12. Tampilan 14.5, para pemimpin spiritual memulai dengan menciptakan visi di mana
peserta organisasi mengalami rasa terpanggil yang memberi makna kepada pekerjaan mereka.
Visi yang tepat akan memiliki daya tarik yang luas, mencerminkan cita-cita yang tinggi, dan
menetapkan standar keunggulan. Kedua, pemimpin spiritual membangun budaya perusahaan
berdasarkan cinta altruistik. Cinta altruistik mencakup pengampunan, kepedulian yang tulus,
kasih sayang, kebaikan, kejujuran, kesabaran, keberanian, dan penghargaan, yang
memungkinkan orang mengalami rasa keanggotaan dan merasa dipahami. Pemimpin spiritual
juga melibatkan harapan dan keyakinan untuk membantu organisasi mencapai hasil yang
diinginkan. Iman ditunjukkan melalui tindakan. Iman berarti percaya pada kemampuan untuk
unggul, menjalankan pengendalian diri, dan berjuang untuk keunggulan untuk mencapai yang
terbaik pribadi.

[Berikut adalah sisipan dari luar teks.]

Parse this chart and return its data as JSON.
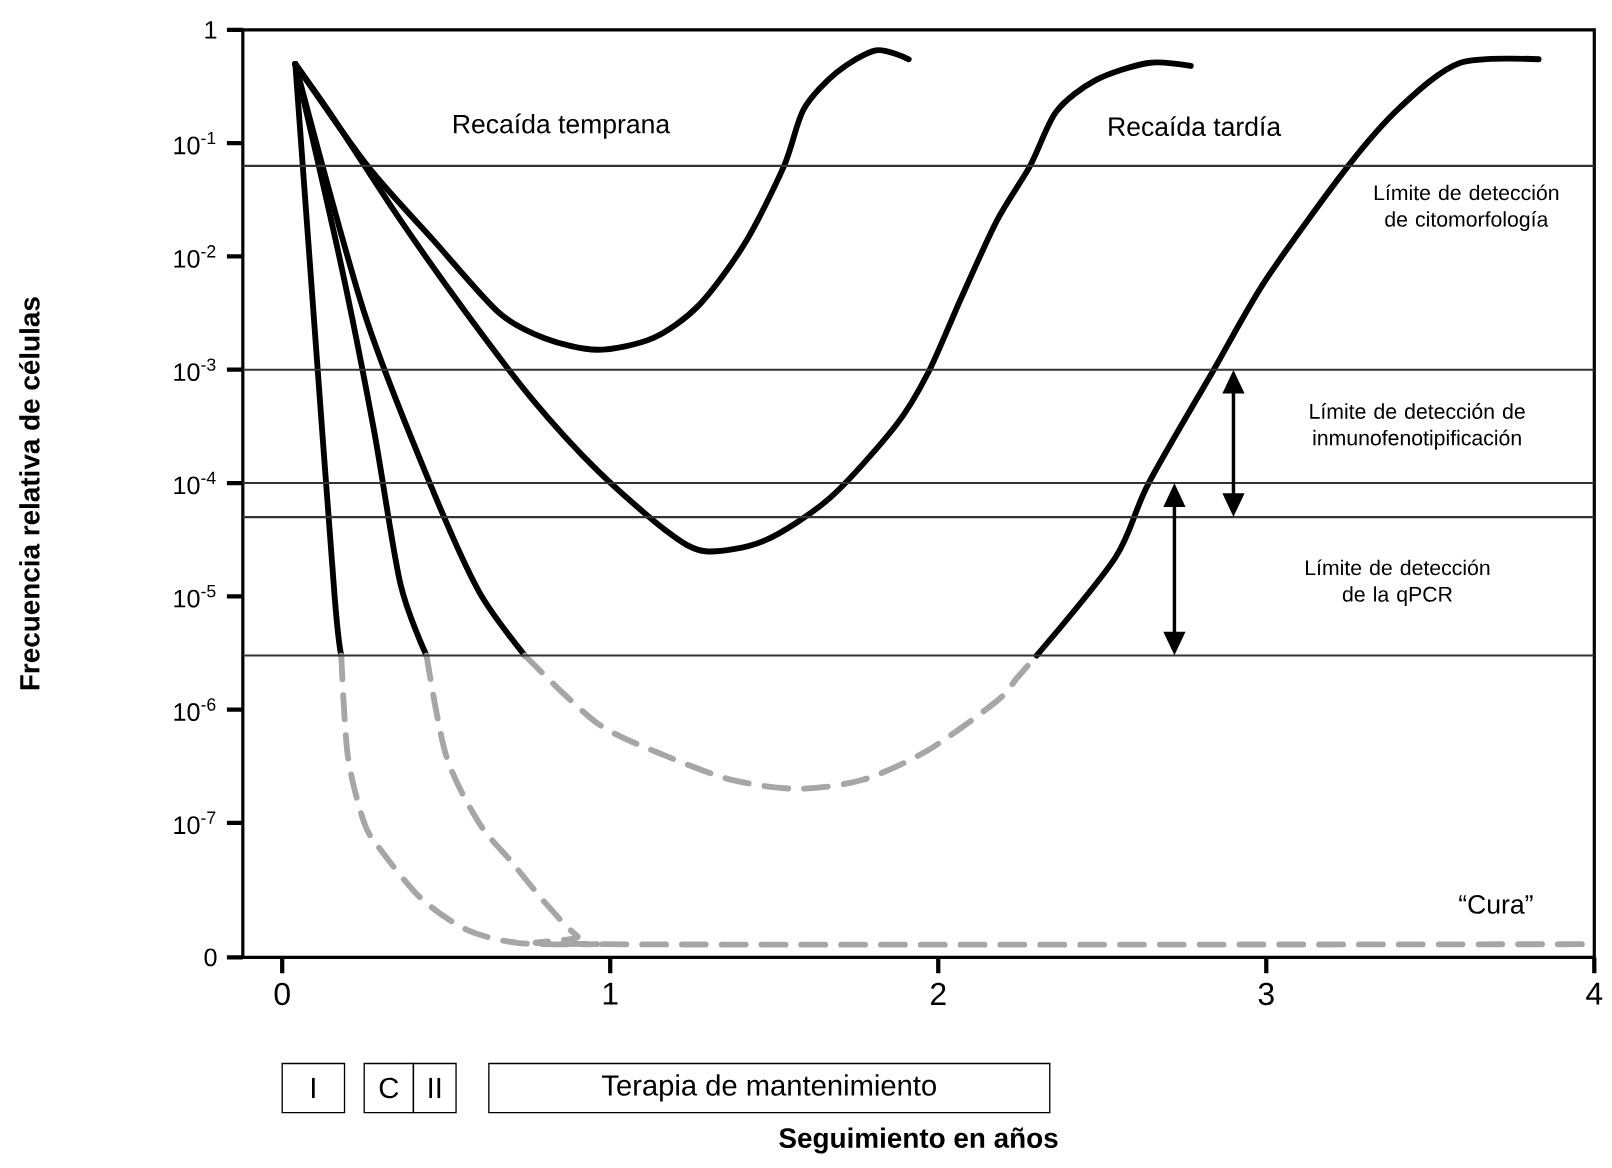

Harapan/ keyakinan seorang pemimpin mencakup ketekunan, daya tahan,
tujuan yang terbentang, dan harapan yang jelas akan kemenangan melalui usaha.82 Seperti
yang diilustrasikan dalam Tampilan 14.5, perilaku kepemimpinan spiritual memungkinkan
karyawan memiliki rasa terpanggil yang memberikan makna hidup yang lebih dalam melalui
pekerjaan. Kepemimpinan spiritual juga memberikan rasa keanggotaan melalui komunitas
kerja di mana seseorang merasa dipahami dan dihargai. Hasil bagi organisasi adalah
peningkatan komitmen dan produktivitas.
Spiritual leaders dapat mengurangi atau menghilangkan emosi dan konflik negatif di
tempat kerja dan memberikan landasan yang lebih kuat untuk kesejahteraan pribadi. Empat
tipe utama dari emosi destruktif adalah (1) ketakutan, termasuk kecemasan dan kekhawatiran;
(2) kemarahan, termasuk permusuhan, kebencian, dan kecemburuan; (3) rasa gagal, termasuk
keputusasaan dan suasana hati yang tertekan; dan (4) kesombongan, termasuk prasangka,
keegoisan, dan kesombongan. Emosi destruktif ini biasanya muncul dari rasa takut kehilangan
sesuatu yang penting atau tidak mendapatkan sesuatu yang diinginkannya.